In 2013 Eset Baiken became chief inspector in the akim's Office, and in 2016 he was appointed head of the Organizational and Inspection Department.

In August 2016 he moved to the Presidential Administration as an expert in the Secretariat of the chief of Staff; one year later, he was appointed state inspector in the Section of State Control and Organizational‑Territorial Work.

On February 1, 2019, with the approval of the Maslikhat of Nura District and by order of Karaganda Region akim Erlan Qoşanov, Eset Baiken was appointed akim of Nura District.

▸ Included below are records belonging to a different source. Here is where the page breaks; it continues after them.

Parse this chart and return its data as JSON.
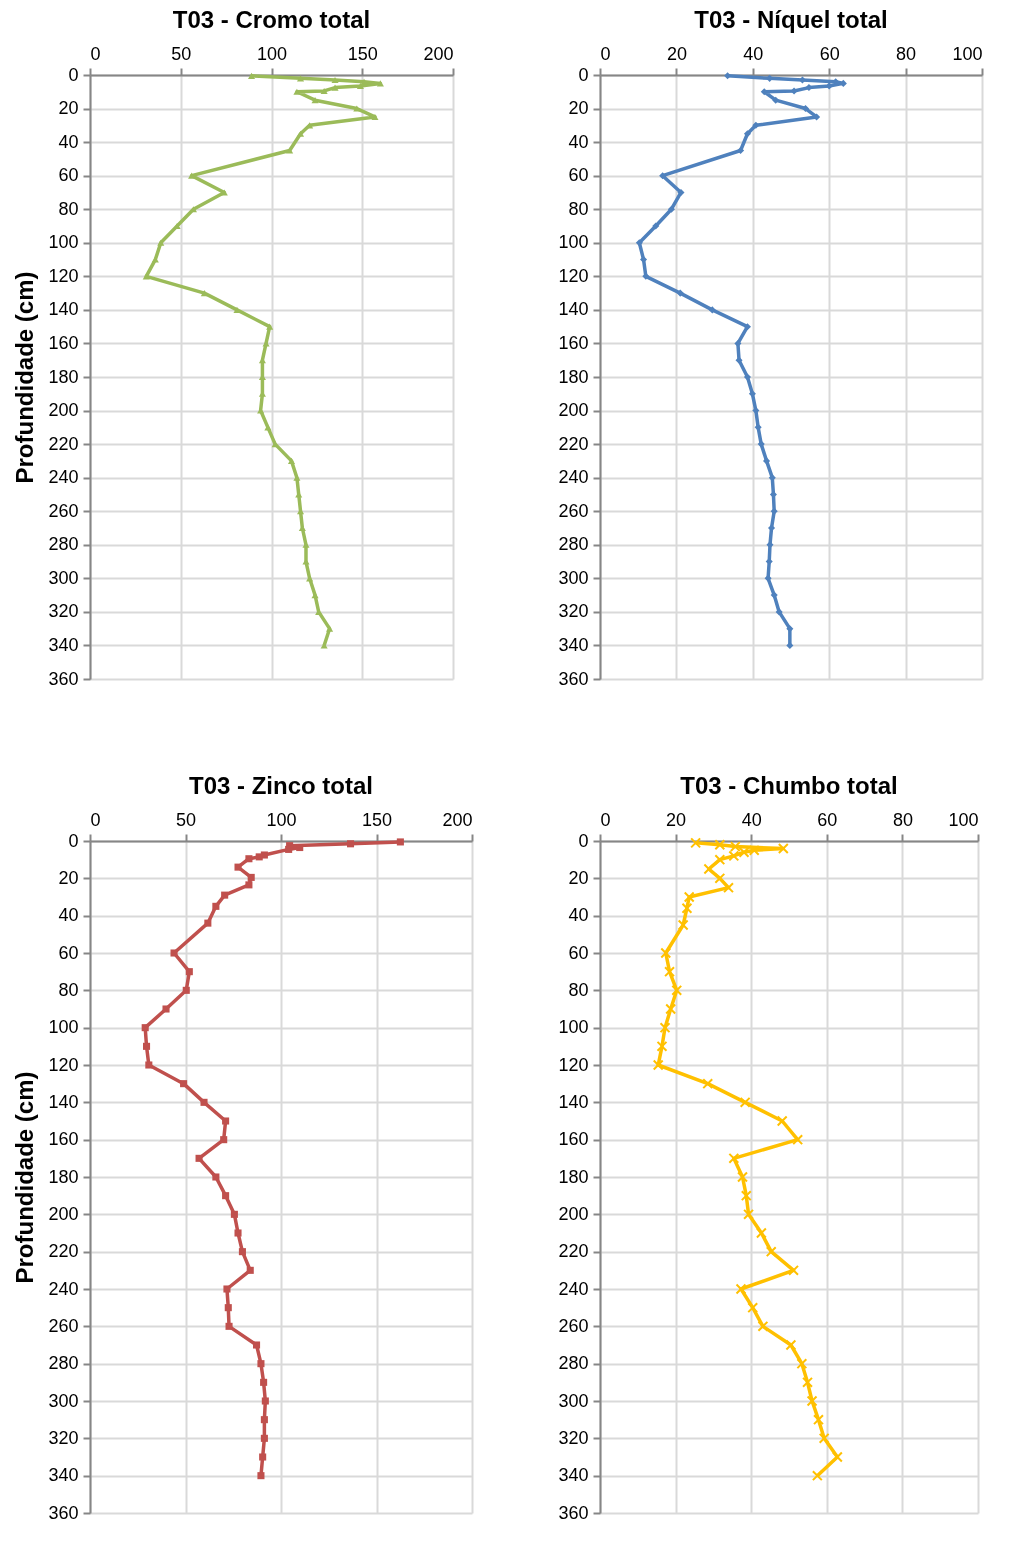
{
  "chart_data": [
    {
      "type": "line",
      "title": "T03 - Cromo total",
      "ylabel": "Profundidade (cm)",
      "xlim": [
        0,
        200
      ],
      "xticks": [
        0,
        50,
        100,
        150,
        200
      ],
      "ylim": [
        360,
        0
      ],
      "yticks": [
        0,
        20,
        40,
        60,
        80,
        100,
        120,
        140,
        160,
        180,
        200,
        220,
        240,
        260,
        280,
        300,
        320,
        340,
        360
      ],
      "grid": true,
      "marker": "triangle",
      "series": [
        {
          "color": "#9bbb59",
          "x": [
            89,
            116,
            135,
            151,
            160,
            149,
            135,
            129,
            114,
            124,
            147,
            157,
            121,
            116,
            110,
            56,
            74,
            57,
            48,
            39,
            36,
            31,
            63,
            81,
            99,
            97,
            95,
            95,
            95,
            94,
            98,
            102,
            111,
            114,
            115,
            116,
            117,
            119,
            119,
            121,
            124,
            126,
            132,
            129
          ],
          "values": [
            0.5,
            2,
            3,
            4,
            5,
            6.5,
            7.5,
            9.5,
            10,
            15,
            20,
            25,
            30,
            35,
            45,
            60,
            70,
            80,
            90,
            100,
            110,
            120,
            130,
            140,
            150,
            160,
            170,
            180,
            190,
            200,
            210,
            220,
            230,
            240,
            250,
            260,
            270,
            280,
            290,
            300,
            310,
            320,
            330,
            340
          ]
        }
      ]
    },
    {
      "type": "line",
      "title": "T03 - Níquel total",
      "xlim": [
        0,
        100
      ],
      "xticks": [
        0,
        20,
        40,
        60,
        80,
        100
      ],
      "ylim": [
        360,
        0
      ],
      "yticks": [
        0,
        20,
        40,
        60,
        80,
        100,
        120,
        140,
        160,
        180,
        200,
        220,
        240,
        260,
        280,
        300,
        320,
        340,
        360
      ],
      "grid": true,
      "marker": "diamond",
      "series": [
        {
          "color": "#4f81bd",
          "x": [
            33.4,
            44.4,
            53,
            61.7,
            63.7,
            60,
            54.7,
            50.8,
            43,
            46,
            53.8,
            56.7,
            40.8,
            38.6,
            36.8,
            16.4,
            21.2,
            18.7,
            14.6,
            10.3,
            11.4,
            12,
            21,
            29.4,
            38.6,
            36.1,
            36.4,
            38.6,
            39.9,
            40.8,
            41.4,
            42.2,
            43.6,
            45.1,
            45.4,
            45.6,
            44.9,
            44.5,
            44.3,
            44,
            45.6,
            46.9,
            49.7,
            49.7
          ],
          "values": [
            0.5,
            2,
            3,
            4,
            5,
            6.5,
            7.5,
            9.5,
            10,
            15,
            20,
            25,
            30,
            35,
            45,
            60,
            70,
            80,
            90,
            100,
            110,
            120,
            130,
            140,
            150,
            160,
            170,
            180,
            190,
            200,
            210,
            220,
            230,
            240,
            250,
            260,
            270,
            280,
            290,
            300,
            310,
            320,
            330,
            340
          ]
        }
      ]
    },
    {
      "type": "line",
      "title": "T03 - Zinco total",
      "ylabel": "Profundidade (cm)",
      "xlim": [
        0,
        200
      ],
      "xticks": [
        0,
        50,
        100,
        150,
        200
      ],
      "ylim": [
        360,
        0
      ],
      "yticks": [
        0,
        20,
        40,
        60,
        80,
        100,
        120,
        140,
        160,
        180,
        200,
        220,
        240,
        260,
        280,
        300,
        320,
        340,
        360
      ],
      "grid": true,
      "marker": "square",
      "series": [
        {
          "color": "#c0504d",
          "x": [
            162.5,
            136.4,
            104.5,
            109.8,
            104,
            91.3,
            88.6,
            83.2,
            77.5,
            84.4,
            83.2,
            70.5,
            65.9,
            61.7,
            44,
            52,
            50.4,
            39.8,
            28.9,
            29.6,
            30.8,
            49,
            59.7,
            71,
            70,
            57.1,
            65.9,
            71,
            75.6,
            77.5,
            79.8,
            83.9,
            71.7,
            72.4,
            72.8,
            87.2,
            89.5,
            90.9,
            91.8,
            91.3,
            91.3,
            90.4,
            89.5
          ],
          "values": [
            0.5,
            1.5,
            2.5,
            3.5,
            4.5,
            7.5,
            8.5,
            9.5,
            14,
            19.5,
            23.5,
            29,
            35,
            44,
            60,
            70,
            80,
            90,
            100,
            110,
            120,
            130,
            140,
            150,
            160,
            170,
            180,
            190,
            200,
            210,
            220,
            230,
            240,
            250,
            260,
            270,
            280,
            290,
            300,
            310,
            320,
            330,
            340
          ]
        }
      ]
    },
    {
      "type": "line",
      "title": "T03 - Chumbo total",
      "xlim": [
        0,
        100
      ],
      "xticks": [
        0,
        20,
        40,
        60,
        80,
        100
      ],
      "ylim": [
        360,
        0
      ],
      "yticks": [
        0,
        20,
        40,
        60,
        80,
        100,
        120,
        140,
        160,
        180,
        200,
        220,
        240,
        260,
        280,
        300,
        320,
        340,
        360
      ],
      "grid": true,
      "marker": "cross",
      "series": [
        {
          "color": "#ffc000",
          "x": [
            25.3,
            31.7,
            35.8,
            48.5,
            40.8,
            38.1,
            35.4,
            31.7,
            28.8,
            31.7,
            34,
            23.6,
            23,
            22,
            17.4,
            18.4,
            20.3,
            18.7,
            17.2,
            16.4,
            15.4,
            28.5,
            38.4,
            48.2,
            52.3,
            35.4,
            37.7,
            38.7,
            39.3,
            42.7,
            45.3,
            51.2,
            37.3,
            40.4,
            43.1,
            50.5,
            53.4,
            54.9,
            56.1,
            57.8,
            59.3,
            62.8,
            57.5
          ],
          "values": [
            1,
            2,
            3,
            4,
            5,
            6,
            8,
            10,
            15,
            20,
            25,
            30,
            36,
            45,
            60,
            70,
            80,
            90,
            100,
            110,
            120,
            130,
            140,
            150,
            160,
            170,
            180,
            190,
            200,
            210,
            220,
            230,
            240,
            250,
            260,
            270,
            280,
            290,
            300,
            310,
            320,
            330,
            340
          ]
        }
      ]
    }
  ]
}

After serving until July 2019, he returned to Nur‑Sultan (Astana) and was appointed deputy head of the akim's Office of Altai Kölgınov. After one month, he was promoted to Office's head.

On October 14, 2020, with the consent of Nur‑Sultan Maslihat's members and by order of akim Altai Kölgınov, Eset Baiken was appointed Saryarqa District's akim. On February 9, 2022, akim Kölgınov appointed him as his deputy.

On July 17, 2026, Eset Baiken and Nurtas Qaripbaev, deputy akim of the Ulytau Region, were proposed by president Kassym-Jomart Tokayev as candidates for the post of akim of the Ulytau Region. Baiken received 87% of the votes of 64 members of local maslihat and by Tokayev's decree No. 1372, he was appointed to the post.

== Personal life ==
Eset Baiken is married and has three children. He speaks Kazakh and Russian.